I have found plenty of information related to moving averages when the data is sampled to regular intervals (ie 1 min, 5 mins, etc). However, I need a solution for a time series dataset that has irregular time intervals.
The dataset contains two columns, Timestamp and Price. Timestamp goes down to the millisecond, and there is no set interval for rows. I need to take my dataframe and add three moving average columns:
1 min 5 min 10 min
I do not want to resample the data, I want the end result to be the same number of rows but with the three columns filled as applicable. (IE, NaN until the 1/5/10 min interval for each column, respectively)

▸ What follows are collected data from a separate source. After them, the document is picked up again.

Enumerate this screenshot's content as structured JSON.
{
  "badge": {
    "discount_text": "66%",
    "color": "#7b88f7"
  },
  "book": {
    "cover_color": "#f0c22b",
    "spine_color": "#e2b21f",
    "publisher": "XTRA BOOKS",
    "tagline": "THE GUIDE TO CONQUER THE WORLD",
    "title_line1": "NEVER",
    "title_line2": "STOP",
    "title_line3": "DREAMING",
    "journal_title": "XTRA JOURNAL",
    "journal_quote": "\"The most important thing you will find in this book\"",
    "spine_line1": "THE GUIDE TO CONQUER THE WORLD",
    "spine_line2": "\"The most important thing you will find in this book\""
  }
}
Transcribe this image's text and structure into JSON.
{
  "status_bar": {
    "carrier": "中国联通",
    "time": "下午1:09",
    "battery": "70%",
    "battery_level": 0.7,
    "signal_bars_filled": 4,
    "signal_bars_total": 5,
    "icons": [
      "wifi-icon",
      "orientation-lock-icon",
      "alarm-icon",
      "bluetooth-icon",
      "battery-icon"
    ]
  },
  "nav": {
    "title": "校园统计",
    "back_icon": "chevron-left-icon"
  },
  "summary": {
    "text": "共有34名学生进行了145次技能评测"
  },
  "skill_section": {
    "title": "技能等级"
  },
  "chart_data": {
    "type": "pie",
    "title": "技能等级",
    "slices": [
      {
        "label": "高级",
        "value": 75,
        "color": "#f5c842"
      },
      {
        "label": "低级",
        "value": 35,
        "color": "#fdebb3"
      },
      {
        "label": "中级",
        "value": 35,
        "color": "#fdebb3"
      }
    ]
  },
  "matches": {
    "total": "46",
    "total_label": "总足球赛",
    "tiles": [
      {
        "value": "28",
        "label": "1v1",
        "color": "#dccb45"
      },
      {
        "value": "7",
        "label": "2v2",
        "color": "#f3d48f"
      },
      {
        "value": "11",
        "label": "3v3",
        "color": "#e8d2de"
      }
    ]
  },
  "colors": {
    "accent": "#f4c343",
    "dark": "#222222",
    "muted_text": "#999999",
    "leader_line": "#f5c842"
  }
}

I feel like I am getting close, but cannot figure out how to pass the moving average variable to this function:
import pandas as pd
import numpy as np
# Load IBM data from CSV
df = pd.read_csv(
"C:/Documents/Python Scripts/MA.csv", names=['Timestamp',
'Price'])
# Create three moving average signals
df['Timestamp'] = pd.to_datetime(df['Timestamp'], errors='coerce')
df.set_index('Timestamp', inplace=True)
def movingaverage(values, window):
weights = np.repeat(1.0, window)/window
smas = np.convolve(values, weights, 'valid')
return smas
MA_1M = movingaverage(df, 1)
MA_5M = movingaverage(df, 5)
MA_10M = movingaverage(df, 10)
print(MA_1M)
Example Data:
Timestamp Price
2018-10-08 04:00:00.013 152.59
2018-10-08 04:00:00.223 156.34
2018-10-08 04:01:00.000 152.73
2018-10-08 04:05:00.127 156.34
2018-10-08 04:10:00.000 152.73
Expected Output:
Timestamp Price MA_1M MA_5M MA10M
2018-10-08 04:00:00.013 152.59 N/A N/A N/A
2018-10-08 04:00:00.223 156.34 N/A N/A N/A
2018-10-08 04:01:00.000 154.73 154.55 N/A N/A
2018-10-08 04:05:00.127 155.34 155.34 155.47 N/A
2018-10-08 04:10:00.000 153.73 153.73 154.54 154.55
At each row, the MA column takes that timestamp and looks back 1, 5 or 10 minutes and calculates the average. The thing that makes this difficult is that the rows can be generated at any millisecond. In my code above I am simply trying to get a moving average to work with a time variable. I am assuming that as long as the row counts match I can use the logic to add a column to my df.